Figures show the average email popup converts three percent of website visitors, rising to a whopping 60 percent or more.

In other words, if your site attracts 10,000 people monthly and you run a top-performing email popup campaign, you can expect to capture over 3,000 email addresses a month.

Just think what you could do with all that juicy data.

Of course, not all website popups are that effective. I’ve seen my share of popups and some of them are just plain bad—they’re generic, they look hideous, and they interrupt the user journey.

What separates the best popups from the rest? Personalization.

A personalized popup reaches the prospective customer at exactly the right time, understands their preferences, and serves them with an offer or recommendation that’s simply too good to ignore.

They also play into consumer preferences, with research from McKinsey & Company revealing that:

  • 71 percent of consumers expect companies to deliver personalized interactions
  • 76 percent feel frustrated when their experiences aren’t personalized

Fortunately, Drip makes it simple for marketers to craft personalized popups based on real-time visitor data.

Our tools unlock practically infinite popup personalization opportunities.

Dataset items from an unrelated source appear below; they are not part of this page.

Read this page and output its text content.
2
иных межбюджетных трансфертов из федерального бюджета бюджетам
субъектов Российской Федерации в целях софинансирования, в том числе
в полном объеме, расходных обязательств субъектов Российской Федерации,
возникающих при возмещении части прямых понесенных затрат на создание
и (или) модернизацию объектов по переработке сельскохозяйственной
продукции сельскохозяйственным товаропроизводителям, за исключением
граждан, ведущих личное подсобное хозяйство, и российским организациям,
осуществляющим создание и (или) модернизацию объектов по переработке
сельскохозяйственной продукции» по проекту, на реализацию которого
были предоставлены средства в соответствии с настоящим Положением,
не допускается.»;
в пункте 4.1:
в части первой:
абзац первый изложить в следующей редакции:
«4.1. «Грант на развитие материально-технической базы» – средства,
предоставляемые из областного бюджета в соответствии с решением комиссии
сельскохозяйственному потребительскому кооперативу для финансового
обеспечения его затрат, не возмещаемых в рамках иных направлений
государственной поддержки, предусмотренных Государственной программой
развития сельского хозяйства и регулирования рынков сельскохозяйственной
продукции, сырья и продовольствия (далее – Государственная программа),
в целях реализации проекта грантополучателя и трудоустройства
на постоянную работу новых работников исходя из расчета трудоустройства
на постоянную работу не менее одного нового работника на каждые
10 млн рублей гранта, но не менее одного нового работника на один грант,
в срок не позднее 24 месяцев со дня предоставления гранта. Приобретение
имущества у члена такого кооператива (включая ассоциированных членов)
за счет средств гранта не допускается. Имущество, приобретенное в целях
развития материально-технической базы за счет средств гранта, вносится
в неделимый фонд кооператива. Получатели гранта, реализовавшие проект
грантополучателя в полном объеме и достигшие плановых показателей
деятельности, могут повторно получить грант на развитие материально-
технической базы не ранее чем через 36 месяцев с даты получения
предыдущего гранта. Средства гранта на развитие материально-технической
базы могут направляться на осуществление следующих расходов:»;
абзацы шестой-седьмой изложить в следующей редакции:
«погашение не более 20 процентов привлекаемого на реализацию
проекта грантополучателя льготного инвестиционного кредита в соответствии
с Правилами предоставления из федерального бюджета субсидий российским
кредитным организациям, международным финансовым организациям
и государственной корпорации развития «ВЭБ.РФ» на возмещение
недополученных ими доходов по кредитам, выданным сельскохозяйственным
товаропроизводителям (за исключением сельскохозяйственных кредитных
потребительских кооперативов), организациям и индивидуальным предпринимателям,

But because I don’t have practically infinite space or time to write this article, I’ve rounded up seven of my favorite personalized popup examples for your enjoyment and inspiration:

Top 7 Personalized Popup Examples

  • Show Off New Products to Returning Customers
  • Add “Similar Product” Popups to Sold-Out Pages
  • Share USPs With New Customers
  • Reduce Cart Abandonments With Free Shipping Popups
  • Promote an Incentive-Based Upsell
  • Cross-Sell By Highlighting Complementary Products
  • Build Personalized Multi-Step Popups

Show Off New Products to Returning Customers

Unless you exclusively sell high-ticket, long-lifespan products—like mattresses or couches—returning customers will be an extremely valuable audience for your ecommerce site.

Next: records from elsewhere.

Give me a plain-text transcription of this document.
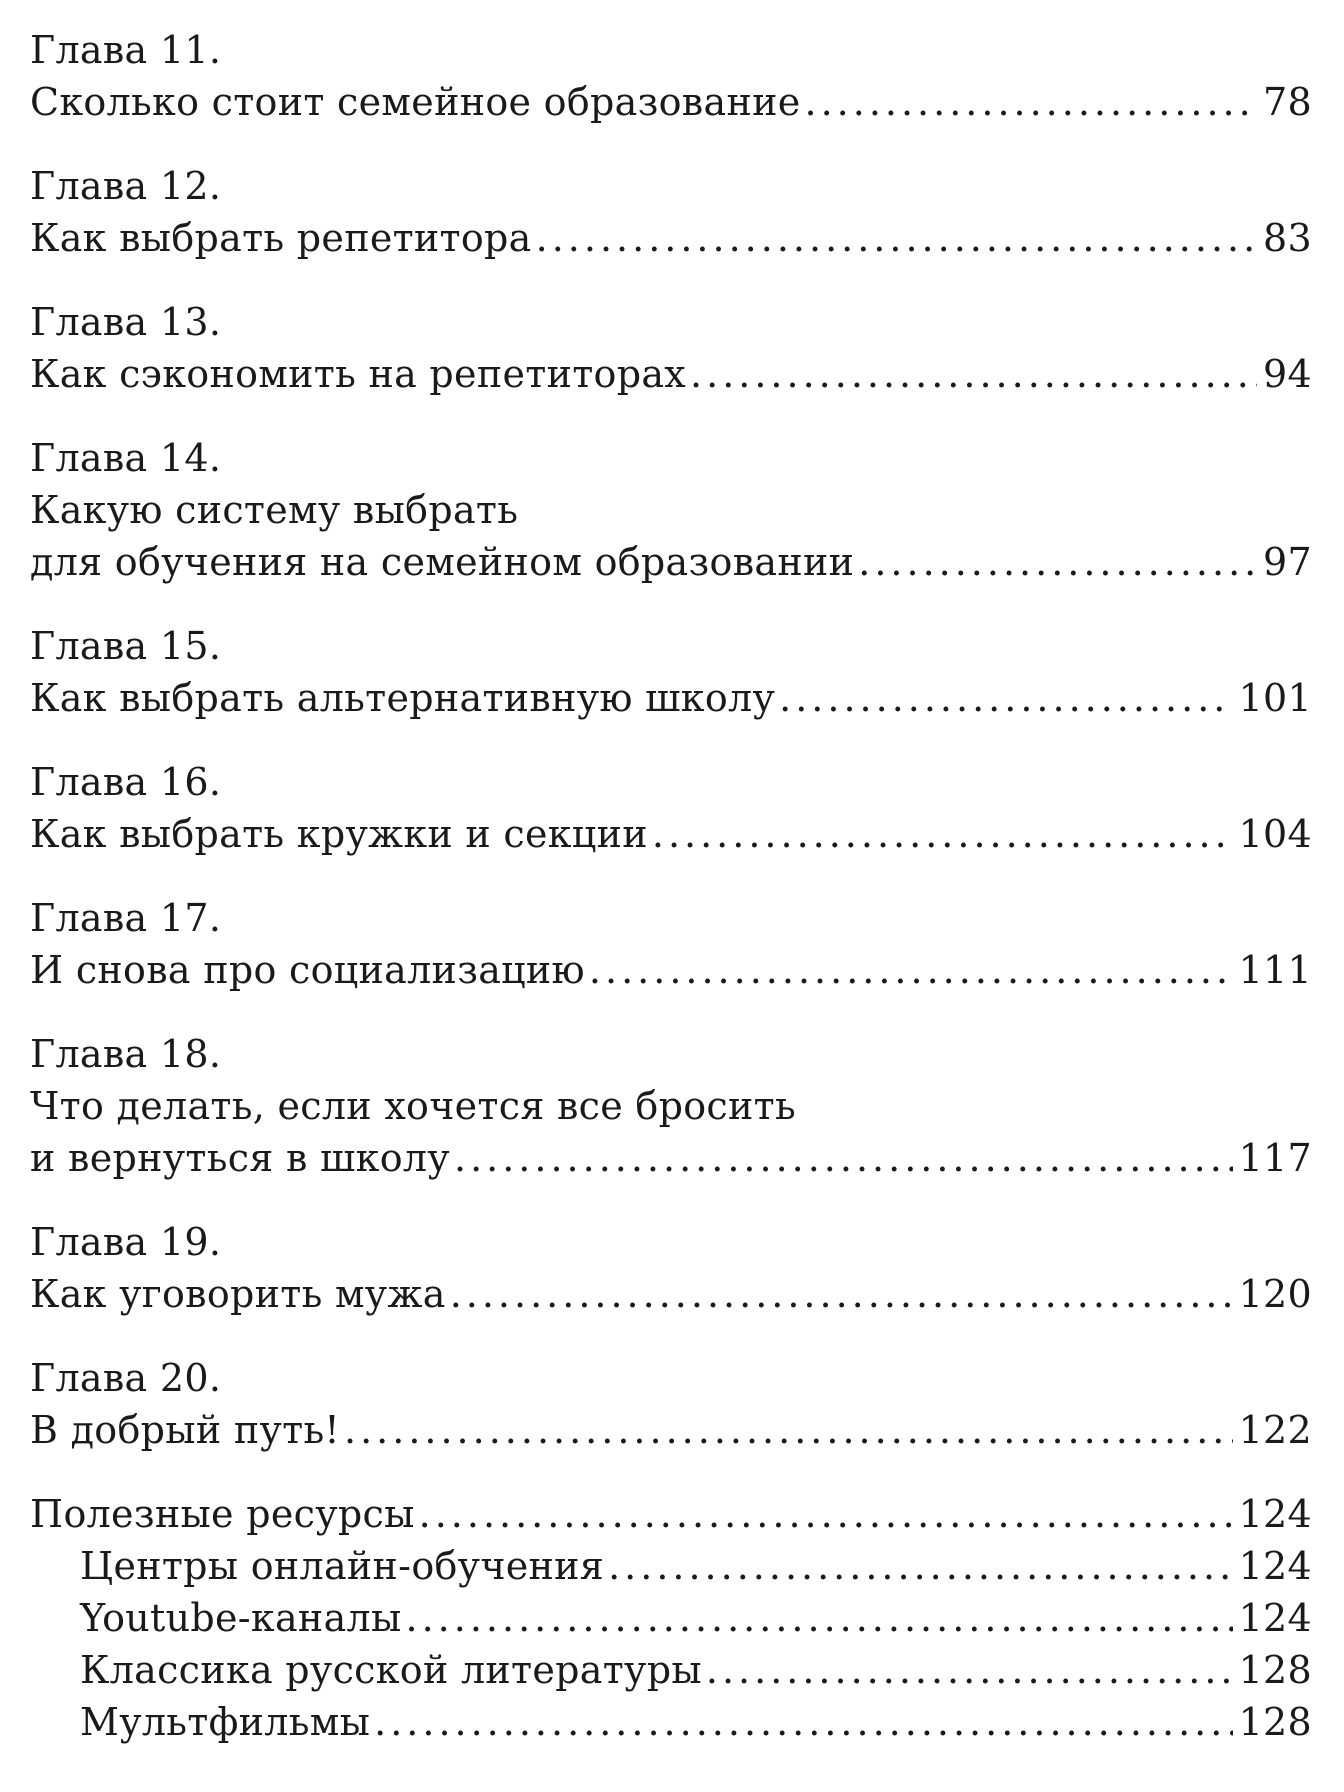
Глава 11.
Сколько стоит семейное образование .....	78
Глава 12.
Как выбрать репетитора .....	83
Глава 13.
Как сэкономить на репетиторах .....	94
Глава 14.
Какую систему выбрать
для обучения на семейном образовании .....	97
Глава 15.
Как выбрать альтернативную школу .....	101
Глава 16.
Как выбрать кружки и секции .....	104
Глава 17.
И снова про социализацию .....	111
Глава 18.
Что делать, если хочется все бросить
и вернуться в школу .....	117
Глава 19.
Как уговорить мужа .....	120
Глава 20.
В добрый путь! .....	122
Полезные ресурсы .....	124
Центры онлайн-обучения .....	124
Youtube-каналы .....	124
Классика русской литературы .....	128
Мультфильмы .....	128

When a shopper returns to your website after making their first purchase, they’re well on their way to becoming a loyal customer.

And loyal customers are an absolute goldmine of opportunities. They’ll buy from you repeatedly; convert at a higher rate; tell friends and family about your products; and 56 percent will even choose you over a cheaper alternative.

But there are no guarantees in marketing.

Just because someone has bought from you before, that doesn’t mean they’ll do it again. There are plenty of other retailers who’d love to steal them away from you.

If you’re going to drive repeat purchases from returning customers, it’s in your best interests to point them toward your best and brightest products.

One tactic is to target them with a personalized popup that:

  • Welcomes them back to your ecommerce store
  • Showcases your latest product arrivals

With this popup, you’re effectively telling customers: “We value your business—and we’re excited for you to see our new collection.”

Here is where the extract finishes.